Wie digitale Tools Kommunen beim natürlichen Klimaschutz helfen – ein Überblick aus der Studie:
- Biotope und Flächen aufwerten: Die Software Marxan wird weltweit in der systematischen Naturschutzplanung eingesetzt, um optimale Flächenkombinationen für den Biotopverbund zu identifizieren. Mithilfe eines heuristischen Algorithmus werden die bestgeeigneten Flächen basierend auf definierten Indikatoren ausgewählt. In Bayern nutzt das Bayerische Artenschutzzentrum das Programm, um Biodiversitätsberater:innen und Naturschutzfachkräften digitale Planungsgrundlagen für die Biotopvernetzung bereitzustellen.
- Grünflächen managen: Als Grundlage für das Grünflächenmanagement dienen Geoinformationssysteme (GIS). Solche digitalen Kartierungen zu vorhandenen Grünflächen enthalten etwa Daten zu Spezies, Alter und Verortung einer Pflanze. Werden diese Geodaten mit Fachdaten und Analyseinstrumenten verknüpft, werden sie zu einem „digitalen Zwilling“ – einem realitätsnahen digitalen Abbild eines Stadtausschnittes. Er bildet die Grundlage für Modellierungen, Simulationen und Szenarien, mit denen Kommunen Maßnahmen entwickeln können. Ein Anwendungsbeispiel sind etwa optimierte Gießrouten bei der Grünpflege, wie sie das Projekt „Quantified-Trees“, kurz Q-Trees, in Berlin bereits anbietet.
- Regenwasser bewirtschaften: Wie können wassersensible Infrastrukturen wie (unterirdische) Regenwasserauffangbecken geplant werden?

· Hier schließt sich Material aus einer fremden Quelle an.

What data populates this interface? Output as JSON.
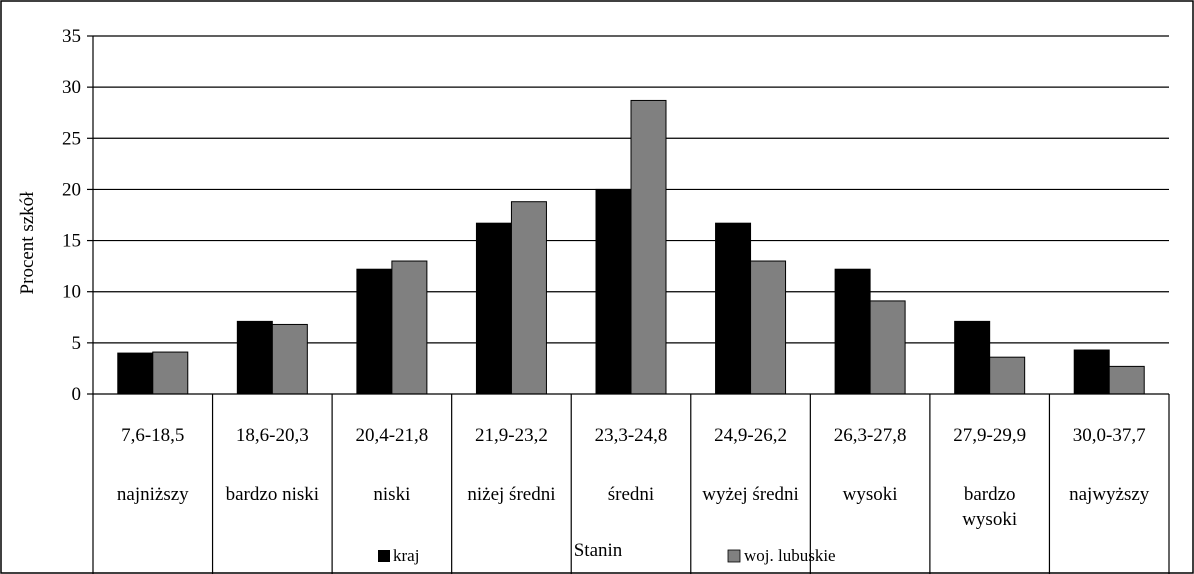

Auch hierfür gibt es spezielle Tools wie 3D-Modelle und Sensorik. Das Modell des Awatree-Bewässerungssystems verschneidet Wetterdaten und Bodenfeuchtigkeitssensoren miteinander. Automatisiert wird dann entschieden, wann und wie viel Wasser aus den Regenwasserauffangbecken für die Bewässerung von Stadtgrün gebraucht wird. Dadurch wird Wasser effizient genutzt und Überbewässerung vermieden. Auch intelligente Bewässerungssysteme können bei der automatischen Bewässerung von Parks und Stadtbäumen helfen und dadurch den Wasserverbrauch optimieren und unnötige Fahrtkosten durch Bewässerungsfahrzeuge reduzieren. In einem Pilotprojekt setzt die Stadt Pforzheim das System zur automatischen Bewässerung von Bäumen ein.
- Gebäude begrünen: Begrünte Gebäude leisten einen wichtigen Beitrag zur Kühlung, Luftfilterung und Kohlendioxidbindung in Kommunen. Digitale Technologien wie Sensoren, Fernerkundung und KI-gestützte Systeme unterstützen die Überwachung von Temperatur, Luft- und Bodenqualität sowie die Bewertung von Maßnahmen. Gründachkarten und digitale Zwillinge helfen bei der Planung, während autonome Systeme eine effiziente Bewässerung ermöglichen.